For social media, it’s not so much a matter of left and right but a matter of
what is ‘acceptable’ and what is not. Google does have a bias. Though, as with
all of the other social media giants, it may be a different breed of bias.
In 2016, a survey revealed that 62% of Americans get their news from social media
sites. Online news is important, but
it’s evidently not where the vast majority of web users spend their time and
less and fewer people are getting their information directly from news sites.

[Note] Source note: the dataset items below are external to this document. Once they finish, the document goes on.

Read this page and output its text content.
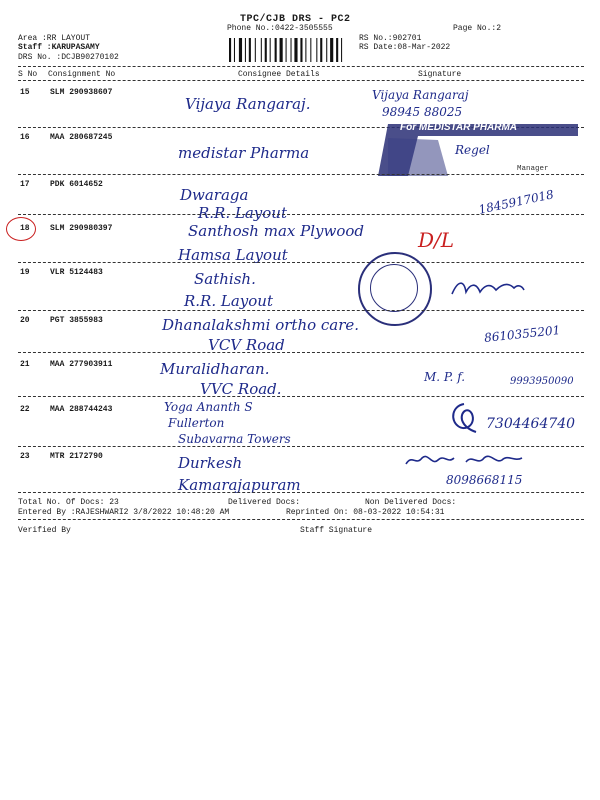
TPC/CJB DRS - PC2
Phone No.:0422-3505555	Page No.:2
Area :RR LAYOUT
Staff :KARUPASAMY
DRS No. :DCJB90270102
RS No.:902701
RS Date:08-Mar-2022
S No Consignment No	Consignee Details	Signature
15	SLM 290938607
Vijaya Rangaraj.	Vijaya Rangaraj
98945 88025
16	MAA 280687245
medistar Pharma
For MEDISTAR PHARMA
Regel
Manager
17	PDK 6014652
Dwaraga
R.R. Layout	1845917018
18	SLM 290980397	Santhosh max Plywood
Hamsa Layout
D/L
19	VLR 5124483	Sathish.
R.R. Layout
20	PGT 3855983	Dhanalakshmi ortho care.
VCV Road
8610355201
21	MAA 277903911	Muralidharan.
VVC Road.
M. P. f.	9993950090
22	MAA 288744243	Yoga Ananth S
Fullerton
Subavarna Towers
7304464740
23	MTR 2172790	Durkesh
Kamarajapuram	8098668115
Total No. Of Docs: 23	Delivered Docs:	Non Delivered Docs:
Entered By :RAJESHWARI2 3/8/2022 10:48:20 AM	Reprinted On: 08-03-2022 10:54:31
Verified By	Staff Signature
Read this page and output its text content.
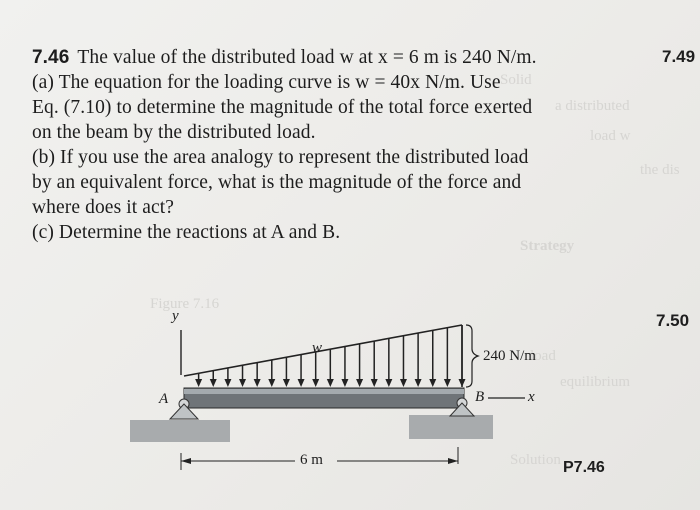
Solid
a distributed
load w
the dis
Strategy
Figure 7.16
load
equilibrium
Solution
7.46 The value of the distributed load w at x = 6 m is 240 N/m.
(a) The equation for the loading curve is w = 40x N/m. Use
Eq. (7.10) to determine the magnitude of the total force exerted
on the beam by the distributed load.
(b) If you use the area analogy to represent the distributed load
by an equivalent force, what is the magnitude of the force and
where does it act?
(c) Determine the reactions at A and B.
7.49
7.50
y
w	240 N/m
A	B	x
6 m	P7.46
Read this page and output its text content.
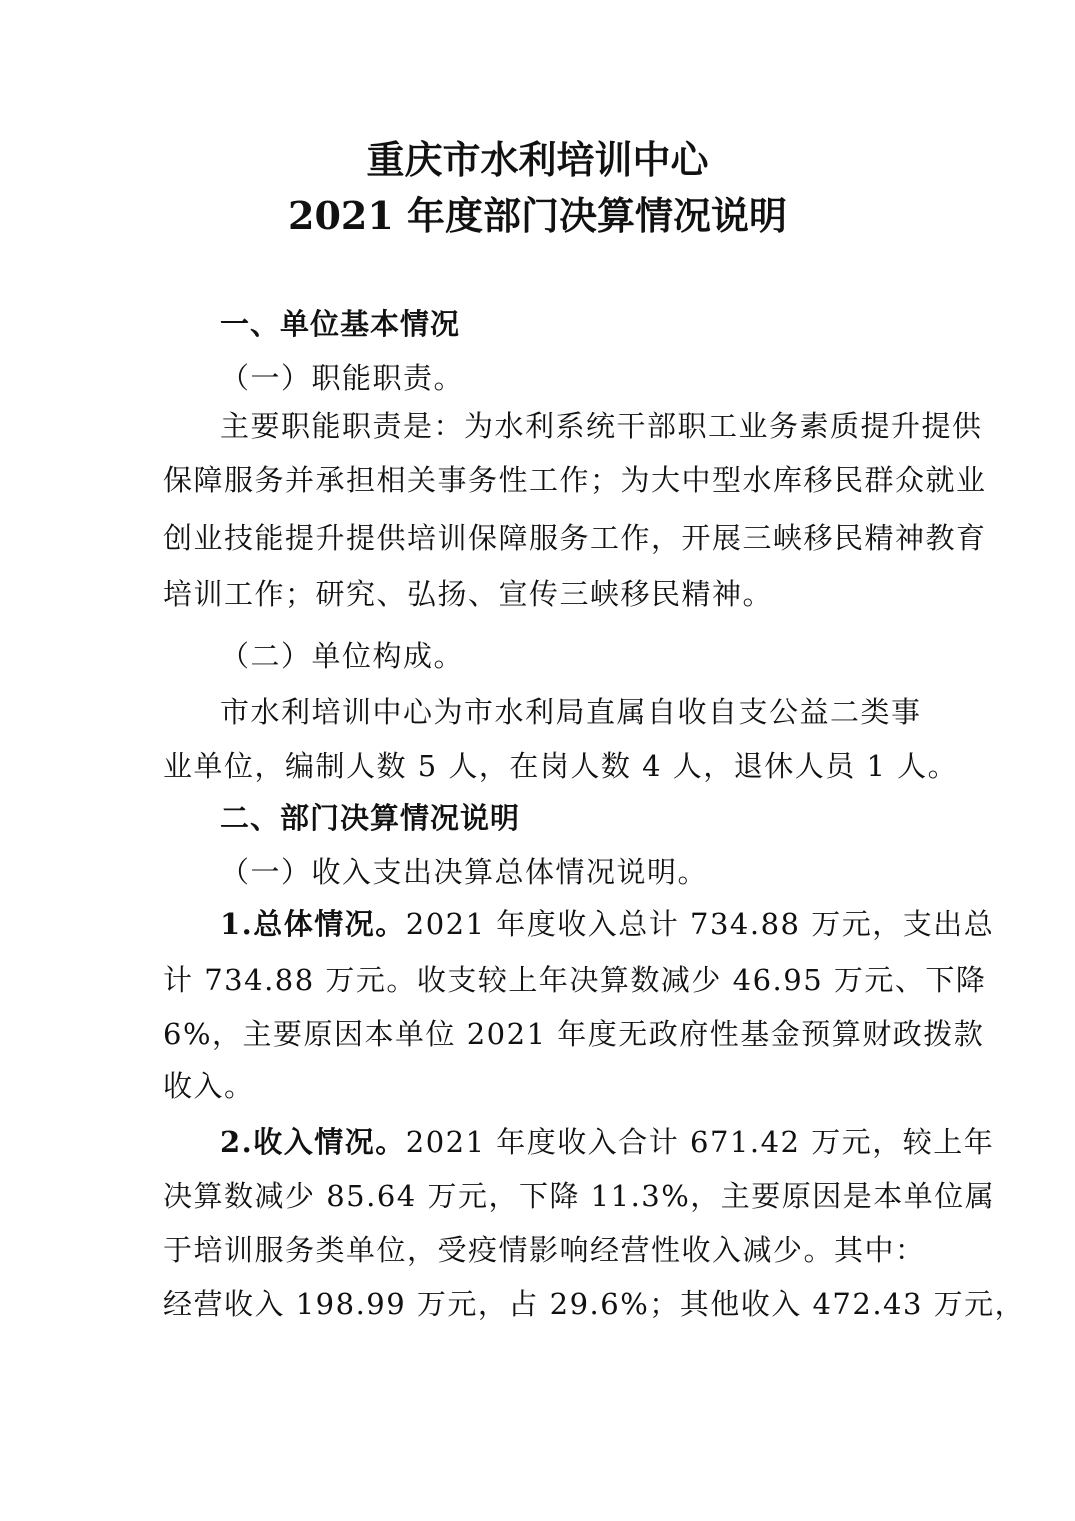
重庆市水利培训中心
2021 年度部门决算情况说明
一、单位基本情况
（一）职能职责。
主要职能职责是：为水利系统干部职工业务素质提升提供
保障服务并承担相关事务性工作；为大中型水库移民群众就业
创业技能提升提供培训保障服务工作，开展三峡移民精神教育
培训工作；研究、弘扬、宣传三峡移民精神。
（二）单位构成。
市水利培训中心为市水利局直属自收自支公益二类事
业单位，编制人数 5 人，在岗人数 4 人，退休人员 1 人。
二、部门决算情况说明
（一）收入支出决算总体情况说明。
1.总体情况。2021 年度收入总计 734.88 万元，支出总
计 734.88 万元。收支较上年决算数减少 46.95 万元、下降
6%，主要原因本单位 2021 年度无政府性基金预算财政拨款
收入。
2.收入情况。2021 年度收入合计 671.42 万元，较上年
决算数减少 85.64 万元，下降 11.3%，主要原因是本单位属
于培训服务类单位，受疫情影响经营性收入减少。其中：
经营收入 198.99 万元，占 29.6%；其他收入 472.43 万元，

YouTube, Reddit, Facebook, Google:
these are some of the biggest websites in the world. News websites don’t even come close in terms of
usage and influence. And, while there is no one person or political group who
controls these sites, if there is one thing that none of them like, it’s
“controversial” or “offensive” content.
This dislike of ideas which upset the status quo has helped to censor people from all over the political spectrum. So whether it’s because you are pro-Trump, pro-LGBT, pro-menstruation, or even pro-breast cancer awareness, your ideas are going to be suppressed by huge
organisations who would rather that your ideas were a little less disruptive.

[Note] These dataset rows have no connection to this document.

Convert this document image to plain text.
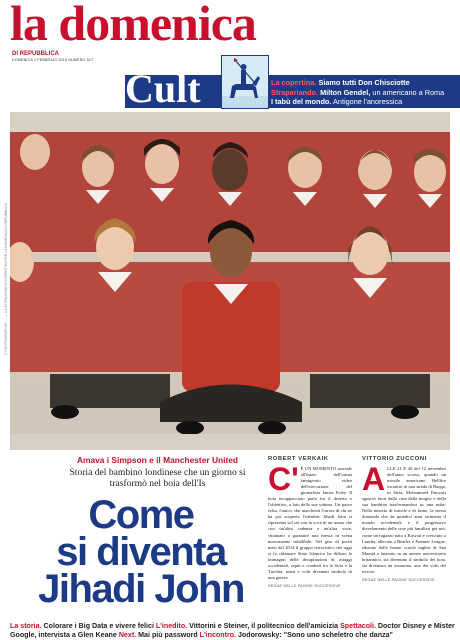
la domenica
DI REPUBBLICA
DOMENICA 1 FEBBRAIO 2015 NUMERO 517
Cult	La copertina. Siamo tutti Don Chisciotte
Strapariando. Milton Gendel, un americano a Roma
I tabù del mondo. Antigone l'anoressica
© PHOTOGRAPH BY ... — ILLUSTRAZIONE DI COPERTINA PER LA DOMENICA DI REPUBBLICA
Amava i Simpson e il Manchester United
Storia del bambino londinese che un giorno si trasformò nel boia dell'Is
Come
si diventa
Jihadi John
ROBERT VERKAIK
C' È UN MOMENTO surreale all'inizio dell'ormai famigerato video dell'esecuzione del giornalista James Foley. Il boia incappucciato parla fra il deserto e l'obiettivo, a lato della sua vittima. Un passo falso, l'unico, che marchierà l'orrore di chi ne ha poi scoperto l'identità: Jihadi John si ripresenta sul set con la voce di un uomo che con un'altra cadenza e un'altra voce, chiamato a garantire una messa in scena nuovamente infallibile. Nel giro di pochi mesi del 2014 il gruppo terroristico che oggi si fa chiamare Stato Islamico ha diffuso le immagini delle decapitazioni di ostaggi occidentali, rapiti e condotti tra la Siria e la Turchia, nomi e volti diventati simbolo di una guerra.
SEGUE NELLE PAGINE SUCCESSIVE
VITTORIO ZUCCONI
ALLE 21 E 40 del 12 novembre dell'anno scorso, quando un missile americano Hellfire incontrò in una strada di Raqqa, in Siria, Mohammed Emwazi sgusciò fuori dalla casa della moglie e della sua bambina trasformandosi in una nube. Nella miseria di nuvole e di fumo, la stessa domanda che da quindici anni tormenta il mondo occidentale e il progressivo disvelamento delle cose più familiari per noi: come un ragazzo nato a Kuwait e cresciuto a Londra, allevato a Beatles e Premier League, educato dalle buone scuole inglesi di Sua Maestà e laureato in un ateneo universitario britannico, sia diventato il simbolo del boia, sia diventato un assassino, uno dei volti del terrore.
SEGUE NELLE PAGINE SUCCESSIVE
La storia. Colorare i Big Data e vivere felici L'inedito. Vittorini e Steiner, il politecnico dell'amicizia Spettacoli. Doctor Disney e Mister Google, intervista a Glen Keane Next. Mai più password L'incontro. Jodorowsky: "Sono uno scheletro che danza"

None of this is done in the name of pushing a particular political agenda. It’s
done in the name of pleasing advertisers, who like it when things are vanilla,
and keeping as many people on their websites as possible.

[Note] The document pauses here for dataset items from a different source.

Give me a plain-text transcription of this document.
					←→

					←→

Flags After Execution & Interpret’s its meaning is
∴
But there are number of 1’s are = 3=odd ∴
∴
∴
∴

This is censorship, and it is worrying, and it is something that those who
value freedom of speech should protest against. However, it would be too
simplistic to call it a right-wing or a left-wing bias. While it’s true that both
conservatives and radicals have reason to be critical of Facebook’s neutrality, the real issue is the way in which all social media algorithms try to feed us information which is
uncontroversial and already confirms our existing biases.
Across all social media sites, news feeds are personalised. As such, if you
lean politically one way or the other then your experience on that site will
lean with you. Prominent American YouTuber Craig Benzine noted the true extent
of this after the 2016 US election. Despite his massive social media reach, he
recalls how almost every post he saw in relation to Trump’s
victory was negative.
Never let the truth get in the way of a good story
There is a media bias online, but
it’s not a media bias which fits into the narrative of the left or the right.
According to openly right-wing Fox News, alliances such as the “Deep State” are
fueling an anti-Trump media conspiracy. The story is half-correct. The media is
overwhelmingly critical of Trump, but it’s also half-incorrect. After all, the
British left just as easily argues that there is an anti-Corbyn media conspiracy.
It’s true that ‘the establishment’ is often against both men. But the idea that
the ‘establishment’ is one entity is wrong. Different countries are filled with
different establishments, each with their own interests. Moreover universities,
banks, medical research bodies, international trade associations are made up of
a range of experts with a range of ideas. When scientists unite against Trump or economists unite against Corbyn, that’s not a conspiracy: it’s a difference of
opinion.
The
bad news is that, while the people are more than willing to call out the
political biases of others, they are terrible at recognising their own
political biases. Reactionist right and reactionist left are becoming
increasingly polarised by their own social media bubbles. The good news
is that the increase of free and open internet access across the world has
handed the media to the people. The result is a change in grammar. The old
media was singular; the new media are plural.